Another thing in the lounge is the "Wireless Link". Here, you can send a Polarium demo to those friends without the title, but with a Nintendo DS, so they can see all the fun they are missing out on, without you having to take the game out of your DS. For those friends that do have a Polarium, you can send and receive custom puzzles. The custom puzzles are in the Puzzle section.
The Puzzle Section has two options. "Puzzles" or "Edit". Puzzles put you in a section were you have to solve the puzzle. Make it all black or all white. And in some cases, half and half. There 100 stock puzzles and 100 empty slots for the self-created puzzles (more on this in a minute). With only 100 stock puzzles, once they are all done, that's it. You can however, go back and visit each puzzle that you have passed. The Stock puzzles are only revealed ten at a time.

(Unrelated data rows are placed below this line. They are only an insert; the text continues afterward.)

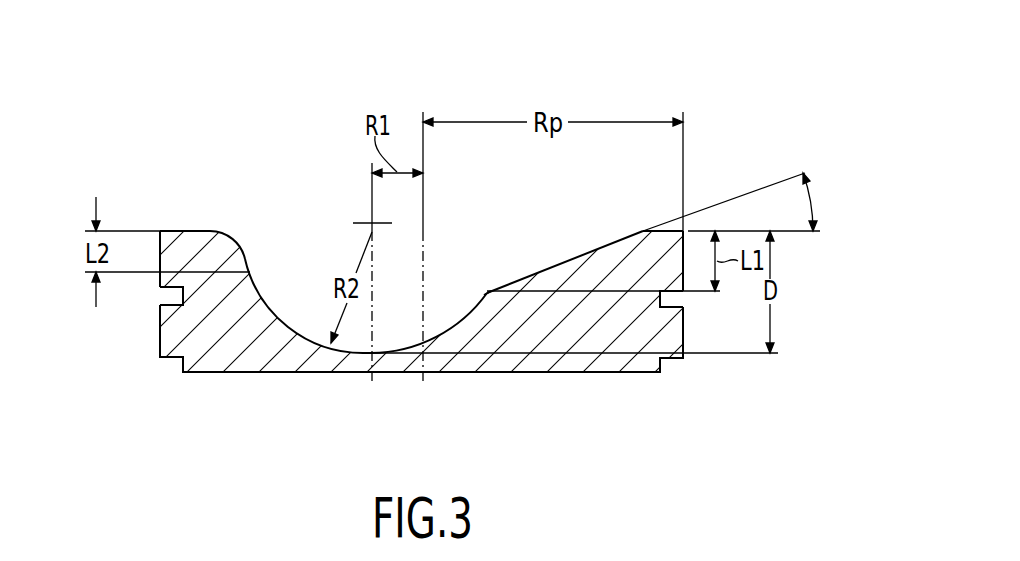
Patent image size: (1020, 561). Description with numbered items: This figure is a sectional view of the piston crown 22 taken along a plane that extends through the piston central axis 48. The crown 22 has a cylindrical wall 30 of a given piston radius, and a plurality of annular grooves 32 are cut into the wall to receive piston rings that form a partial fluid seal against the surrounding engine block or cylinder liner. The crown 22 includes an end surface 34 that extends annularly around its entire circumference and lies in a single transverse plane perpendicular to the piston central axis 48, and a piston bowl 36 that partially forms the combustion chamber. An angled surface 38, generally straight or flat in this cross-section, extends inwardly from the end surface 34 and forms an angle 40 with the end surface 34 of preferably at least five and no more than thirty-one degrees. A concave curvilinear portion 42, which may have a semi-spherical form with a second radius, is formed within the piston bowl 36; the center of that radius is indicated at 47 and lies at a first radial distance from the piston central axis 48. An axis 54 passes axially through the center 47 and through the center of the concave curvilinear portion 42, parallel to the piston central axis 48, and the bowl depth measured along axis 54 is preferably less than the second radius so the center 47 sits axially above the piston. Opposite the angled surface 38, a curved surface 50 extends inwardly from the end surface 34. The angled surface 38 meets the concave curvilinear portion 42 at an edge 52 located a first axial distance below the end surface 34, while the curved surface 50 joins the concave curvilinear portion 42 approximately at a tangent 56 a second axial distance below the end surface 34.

The crown 22 is at (640, 80).
The cylindrical wall 30 is at (160, 252).
The annular grooves 32 is at (172, 350).
The end surface 34 is at (166, 231).
The piston bowl 36 is at (313, 255).
The angled surface 38 is at (572, 256).
The angle 40 is at (808, 200).
The concave curvilinear portion 42 is at (445, 333).
The center of radius R2 47 is at (372, 223).
The piston central axis 48 is at (420, 336).
The curved surface 50 is at (243, 236).
The edge 52 is at (487, 291).
The axis 54 is at (360, 353).
The tangent 56 is at (250, 271).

There is a small arrow that lets you step scroll the puzzles by 50 at a time. Within this, you are presented with your 100 custom puzzle slots. In the edit section, you are presented with 50 out of 100 custom puzzle slots. Choose a number, and at the bottom you can click to enter a 30 digit password. Or, you can create a puzzle yourself. "But what about that Password thing," you say?
In the Create section you are presented with a square with a grey border and some buttons on the right. Your first thing to do is drag the box to the size you want it, then choose your tile puzzle design. Then, you have to pass your own puzzle for it to save. So you just cant go and make a puzzle with out first knowing how to solve it. One you have solved your new puzzle, you can now save it and share it with other owners of Polarium.
Simplistic and pleasant, but this is just a puzzle game, so do not expect to be wowed.
Luckily, the music can be shut off but the sound effects used for everything else were great for a puzzle game.
The layout and placement of everything looked well thought out. Puzzles were very easy to concentrate on, with out screen-distracting images.
Unless you have the internet to find custom puzzles, this is just a rental title.
Out of a hundred stock puzzles about ten were hard and another ten were mind numbing. The use of Polarium puzzles sites on the internet is a must for this title. With only one hundred stock puzzles, and a very frustrating Challenge mode.